Where Horror And Art Meet: ‘Darkwood’
Filed inside: GamesThe atmosphere was already oppressive when I reached the house. It was dark, but I’m fairly certain it was only because of the nearby trees. Most of the windows were barricaded, and there was no apparent door just inside the collapsed fence. I spied an entrance between the detached garage and the rest of the dilapidated house, the causeway was blocked just past the door by a rusty dismantled tractor.
It was locked, but I’d fashioned a rudimentary lockpick with some solid wires I’d found in a crate in that strange house I awoke in two days ago. It was dark inside, shafts of light were all the permeated the planks on the windows. A tub was filled with murky water in the entryway, and the door to the next room was smashed. I searched the shelves and drawers, but found little more than a few old bottles and some rags, though I was able to salvage some usable nails in the kitchen.
Then I saw the door: the only one intact in the whole place. I tried the knob—locked. A voice leapt from the gap under the door—a swift gasp, followed by a trembling query, “Who’s there?”
I said nothing.
“I’m not coming out until that creature in the garage is dead.” I looked at the axe I’d found in the woods near that log pile. The handle was cracked, the head was dull, it was clearly on its last leg. I dropped my pack and retrieved a sturdy plank from inside, forcing some nails through to make a crude weapon, and ventured into dark, unlit garage. Heavy breathing could be heard behind the old farming equipment, the quiet skittering of something harder than skin across the ground was apparent. It was too dark to see anything, I only heard the guttural howl before whatever it was latched onto my arm. I hit it with my plank, then again. A third hit did it in, it fell to the ground, silent and still.
My arm pulsed painfully, my clothes were soaked in blood and other fluids. My flashlight had just enough battery left to illuminate a mass of matted fur in front of a large device—a generator. I switched it on, ignoring the chiding words it said to me as it did so.
Interactions like these are common in Darkwood, an atmospheric horror game with many rogulike tendencies. The devs over at Acid Wizard Studios have created something that, while I have been following and been interested in it for over a year now, ended up going far beyond my expectations of it, delivering a truly engaging, oppressive, hostile, and unusually beautiful experience.
Atmosphere is one of the biggest keys to any horror experience. It’s a broad term, and can be interpreted in many ways, but one thing about Darkwood is absolutely clear: it’s got that atmosphere, in spades.
Pick any aspect of the game, it all contributes to that overall feeling of helplessness and fear.

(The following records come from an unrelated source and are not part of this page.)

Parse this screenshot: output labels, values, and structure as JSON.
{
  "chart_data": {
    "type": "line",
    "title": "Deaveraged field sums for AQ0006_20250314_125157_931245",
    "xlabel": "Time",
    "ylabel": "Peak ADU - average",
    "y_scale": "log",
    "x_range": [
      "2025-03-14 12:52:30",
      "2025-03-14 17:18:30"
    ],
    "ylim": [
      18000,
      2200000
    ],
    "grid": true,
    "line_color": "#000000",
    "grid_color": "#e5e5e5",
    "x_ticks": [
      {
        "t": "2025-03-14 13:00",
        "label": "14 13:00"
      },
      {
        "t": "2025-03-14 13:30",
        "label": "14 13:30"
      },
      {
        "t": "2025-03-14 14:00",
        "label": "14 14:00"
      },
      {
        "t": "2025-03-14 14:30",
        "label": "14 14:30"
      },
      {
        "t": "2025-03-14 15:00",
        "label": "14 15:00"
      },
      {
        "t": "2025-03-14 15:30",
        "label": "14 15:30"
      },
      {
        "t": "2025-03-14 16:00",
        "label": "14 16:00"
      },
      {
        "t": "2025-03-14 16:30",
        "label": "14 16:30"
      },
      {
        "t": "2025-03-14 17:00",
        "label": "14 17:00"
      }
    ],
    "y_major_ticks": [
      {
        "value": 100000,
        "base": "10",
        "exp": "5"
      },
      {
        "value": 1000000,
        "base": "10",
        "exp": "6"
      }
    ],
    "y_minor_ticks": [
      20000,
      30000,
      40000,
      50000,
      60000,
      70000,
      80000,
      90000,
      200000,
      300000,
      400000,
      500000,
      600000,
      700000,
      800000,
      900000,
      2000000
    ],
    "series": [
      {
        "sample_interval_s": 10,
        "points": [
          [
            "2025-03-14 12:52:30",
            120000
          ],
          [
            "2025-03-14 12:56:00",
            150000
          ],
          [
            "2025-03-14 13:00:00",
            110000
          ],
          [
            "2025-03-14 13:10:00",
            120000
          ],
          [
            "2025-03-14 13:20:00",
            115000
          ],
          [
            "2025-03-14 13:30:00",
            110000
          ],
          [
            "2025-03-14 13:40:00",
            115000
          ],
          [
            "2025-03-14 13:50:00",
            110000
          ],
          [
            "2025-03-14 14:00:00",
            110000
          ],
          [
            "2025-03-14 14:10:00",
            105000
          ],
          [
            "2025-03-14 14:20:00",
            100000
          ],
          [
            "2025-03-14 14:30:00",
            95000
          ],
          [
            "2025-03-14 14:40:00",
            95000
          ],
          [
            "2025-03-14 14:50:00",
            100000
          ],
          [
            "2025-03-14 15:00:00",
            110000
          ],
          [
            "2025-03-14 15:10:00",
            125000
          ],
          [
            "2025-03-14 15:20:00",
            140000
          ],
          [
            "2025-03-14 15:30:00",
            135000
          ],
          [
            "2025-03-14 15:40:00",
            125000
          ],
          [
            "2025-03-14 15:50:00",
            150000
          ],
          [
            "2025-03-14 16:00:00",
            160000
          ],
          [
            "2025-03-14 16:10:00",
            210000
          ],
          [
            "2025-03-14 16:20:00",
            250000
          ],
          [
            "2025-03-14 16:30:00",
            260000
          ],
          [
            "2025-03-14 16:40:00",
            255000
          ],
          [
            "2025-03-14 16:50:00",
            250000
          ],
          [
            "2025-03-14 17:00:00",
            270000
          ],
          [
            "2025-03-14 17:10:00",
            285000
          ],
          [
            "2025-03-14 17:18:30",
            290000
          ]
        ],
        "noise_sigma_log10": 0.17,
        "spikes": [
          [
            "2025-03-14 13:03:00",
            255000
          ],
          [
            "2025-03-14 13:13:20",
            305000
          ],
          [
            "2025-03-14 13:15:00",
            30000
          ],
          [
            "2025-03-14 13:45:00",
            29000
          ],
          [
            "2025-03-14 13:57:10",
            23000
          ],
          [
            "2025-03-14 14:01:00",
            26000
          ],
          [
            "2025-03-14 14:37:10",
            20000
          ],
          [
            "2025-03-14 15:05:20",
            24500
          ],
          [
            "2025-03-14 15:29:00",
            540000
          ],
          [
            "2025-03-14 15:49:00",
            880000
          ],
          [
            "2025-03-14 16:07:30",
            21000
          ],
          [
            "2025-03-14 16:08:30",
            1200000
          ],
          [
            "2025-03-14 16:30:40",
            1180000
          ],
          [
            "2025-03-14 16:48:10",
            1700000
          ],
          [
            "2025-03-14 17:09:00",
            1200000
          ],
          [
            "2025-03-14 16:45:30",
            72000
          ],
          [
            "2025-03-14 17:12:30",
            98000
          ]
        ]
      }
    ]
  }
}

The story is complex and ethereal. If you play through the prologue, you catch glimpses through one character’s eyes with mentions of a great plague that has killed many and created monsters out of others. You “live” in a strange forest that seems designed to contain you—move too far from a clearing, and your vision is obscured, the gaps between trees become too small to pass through, and strange, bloodthirsty beasts roam in search of prey. Eventually during this chapter, you stumble upon an unconscious man clutching a key, one that you seem to recognize as the key to “the next area” of the woods, and you drag the man to your hideout.
However, this does not appear to be the main character of the game, as you awake the next day as the wounded man in the woods, and eventually break out of what appears to be some kind of torture room built in a strange home. Eventually, you locate and are forced to kill your captor, and are left to try to negotiate the woods with little help.
The game is dark in a number of ways. Your vision is limited to a cone in front of you (you can “see” the environment behind you and to your sides in a washed-out black and white, but you won’t be able to see creatures or many objects unless you actively look at them), and if there isn’t sufficient light, you’ll rapidly find yourself unable to function in most ways. You can craft torches, or you might find a flashlight, but these are temporary solutions at best, and stationary lights like lamps require a running generator nearby (which needs fuel) and their light radii are mediocre at best.